The lowest you probably want to go with an inoculation rate is about 1 million cells per ml. The highest is about 150 because the because the yeast will top about at a cell density of about 300. If you are talking about 3:1 wort to thick settled slurry that would be about 300 million cells per ml which is too high in my opinion.
 
Yeah I agree, way too high but I didn't really think about that before I pitched. Any advice about what to do if I'm already in the situation I described?
 
Let it ride. You'll probably have 200-400 billon cells when it is done.

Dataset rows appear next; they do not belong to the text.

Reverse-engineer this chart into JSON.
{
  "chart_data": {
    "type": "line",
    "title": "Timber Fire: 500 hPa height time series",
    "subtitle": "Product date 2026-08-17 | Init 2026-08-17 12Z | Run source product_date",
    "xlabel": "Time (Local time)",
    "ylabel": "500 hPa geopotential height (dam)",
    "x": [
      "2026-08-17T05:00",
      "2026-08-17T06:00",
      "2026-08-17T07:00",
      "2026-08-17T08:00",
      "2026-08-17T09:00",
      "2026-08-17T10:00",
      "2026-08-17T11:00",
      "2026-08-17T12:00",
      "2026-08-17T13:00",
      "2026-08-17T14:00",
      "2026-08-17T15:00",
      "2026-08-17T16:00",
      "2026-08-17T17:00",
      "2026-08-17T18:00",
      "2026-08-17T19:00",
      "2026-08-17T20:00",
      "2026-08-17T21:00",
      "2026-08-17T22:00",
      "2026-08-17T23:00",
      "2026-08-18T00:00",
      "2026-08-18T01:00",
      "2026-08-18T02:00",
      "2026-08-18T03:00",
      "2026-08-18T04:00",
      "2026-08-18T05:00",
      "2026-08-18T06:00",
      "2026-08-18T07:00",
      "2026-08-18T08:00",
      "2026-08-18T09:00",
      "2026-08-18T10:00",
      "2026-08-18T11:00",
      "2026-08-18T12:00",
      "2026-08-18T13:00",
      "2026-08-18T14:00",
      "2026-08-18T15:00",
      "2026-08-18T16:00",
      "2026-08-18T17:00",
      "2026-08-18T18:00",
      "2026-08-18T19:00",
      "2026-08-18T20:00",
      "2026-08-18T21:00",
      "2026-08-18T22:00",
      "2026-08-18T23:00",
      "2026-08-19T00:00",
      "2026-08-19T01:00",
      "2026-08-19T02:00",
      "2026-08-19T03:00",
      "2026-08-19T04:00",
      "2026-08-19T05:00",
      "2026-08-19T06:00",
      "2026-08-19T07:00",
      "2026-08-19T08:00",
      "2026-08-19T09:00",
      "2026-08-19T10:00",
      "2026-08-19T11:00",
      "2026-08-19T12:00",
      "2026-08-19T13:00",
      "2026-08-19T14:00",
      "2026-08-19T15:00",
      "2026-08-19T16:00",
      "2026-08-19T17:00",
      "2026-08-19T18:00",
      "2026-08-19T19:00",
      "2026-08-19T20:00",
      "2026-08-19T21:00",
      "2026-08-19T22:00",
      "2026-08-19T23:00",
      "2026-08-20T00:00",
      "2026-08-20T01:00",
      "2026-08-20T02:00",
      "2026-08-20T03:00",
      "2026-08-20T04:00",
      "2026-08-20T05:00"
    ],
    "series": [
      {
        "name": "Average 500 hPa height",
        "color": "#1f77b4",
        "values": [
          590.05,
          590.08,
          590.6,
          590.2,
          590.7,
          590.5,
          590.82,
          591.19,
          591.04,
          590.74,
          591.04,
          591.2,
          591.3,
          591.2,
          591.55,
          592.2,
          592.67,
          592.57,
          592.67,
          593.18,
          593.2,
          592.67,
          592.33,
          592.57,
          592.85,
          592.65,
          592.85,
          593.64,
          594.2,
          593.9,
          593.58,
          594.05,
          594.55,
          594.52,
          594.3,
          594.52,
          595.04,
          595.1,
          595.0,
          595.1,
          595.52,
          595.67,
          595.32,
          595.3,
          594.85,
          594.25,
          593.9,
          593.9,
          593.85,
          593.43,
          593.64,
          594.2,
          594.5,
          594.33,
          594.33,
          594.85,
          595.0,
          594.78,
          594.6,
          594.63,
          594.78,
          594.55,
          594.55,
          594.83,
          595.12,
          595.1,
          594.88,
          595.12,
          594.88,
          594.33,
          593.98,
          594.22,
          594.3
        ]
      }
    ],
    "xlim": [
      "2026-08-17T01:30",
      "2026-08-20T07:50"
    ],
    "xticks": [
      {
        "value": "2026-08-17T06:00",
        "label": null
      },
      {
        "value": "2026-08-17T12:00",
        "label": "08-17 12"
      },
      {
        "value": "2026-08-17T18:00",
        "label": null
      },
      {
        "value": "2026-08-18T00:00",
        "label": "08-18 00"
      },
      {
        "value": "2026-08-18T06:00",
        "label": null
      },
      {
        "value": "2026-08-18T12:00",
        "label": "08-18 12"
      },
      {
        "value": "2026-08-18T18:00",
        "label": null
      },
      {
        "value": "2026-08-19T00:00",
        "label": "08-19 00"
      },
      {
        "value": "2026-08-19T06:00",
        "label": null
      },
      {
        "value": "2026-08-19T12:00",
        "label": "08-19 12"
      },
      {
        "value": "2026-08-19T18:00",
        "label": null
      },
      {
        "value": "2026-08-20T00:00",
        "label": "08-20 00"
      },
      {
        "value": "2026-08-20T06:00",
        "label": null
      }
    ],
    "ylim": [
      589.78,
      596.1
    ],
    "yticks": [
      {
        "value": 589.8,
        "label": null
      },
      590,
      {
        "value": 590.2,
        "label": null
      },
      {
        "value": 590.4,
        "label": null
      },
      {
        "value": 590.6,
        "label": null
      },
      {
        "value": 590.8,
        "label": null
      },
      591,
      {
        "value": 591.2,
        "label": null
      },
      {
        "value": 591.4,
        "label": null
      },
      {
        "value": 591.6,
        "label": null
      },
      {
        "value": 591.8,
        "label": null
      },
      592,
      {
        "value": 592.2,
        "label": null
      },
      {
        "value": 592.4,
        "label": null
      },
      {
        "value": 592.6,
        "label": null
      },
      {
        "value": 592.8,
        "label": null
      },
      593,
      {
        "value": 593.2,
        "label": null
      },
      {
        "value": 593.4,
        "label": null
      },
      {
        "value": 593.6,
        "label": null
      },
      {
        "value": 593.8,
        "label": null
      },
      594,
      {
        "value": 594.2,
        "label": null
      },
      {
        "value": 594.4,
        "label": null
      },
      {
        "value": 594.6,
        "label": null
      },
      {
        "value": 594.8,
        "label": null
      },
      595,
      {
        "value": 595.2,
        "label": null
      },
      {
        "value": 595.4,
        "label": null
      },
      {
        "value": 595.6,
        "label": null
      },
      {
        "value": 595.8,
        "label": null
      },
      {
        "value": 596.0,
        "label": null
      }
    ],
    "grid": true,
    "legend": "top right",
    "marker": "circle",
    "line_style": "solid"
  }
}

You are talking thick settled cells not an un-decanted slurry right?
 
I took what was left in the bottom of the bottle (about 1/2" of beer and sediment) sloshed it around for about 30 seconds and poured it into my starter. Then repeated this process with 5 more bottles over the course of the evening (admittedly with help for the drinking part)
 
So the starter finally showed signs yesterday nice this Krause formed. I added another quart of 1.040 wort last night and have beer shaking it often. Two questions about this.

Since it took so long to get going should be have any worries about "stress" that the yeast was under?

After I get up two two litters, can I cold crash and decant this yeast to save for a later brew day?
 
So the starter finally showed signs yesterday nice this Krause formed. I added another quart of 1.040 wort last night and have beer shaking it often. Two questions about this.

Since it took so long to get going should be have any worries about "stress" that the yeast was under?

After I get up two two litters, can I cold crash and decant this yeast to save for a later brew day?

I wouldn't worry about how long it took, as long as it tastes fine. I would cold crash and decant (pour off a little of the spent wort to taste) and then you can split it into mason jars or just save it all for a later brew day. The spent wort might not taste great (probably lots of esters and oxidized) but it shouldn't taste sour or nasty.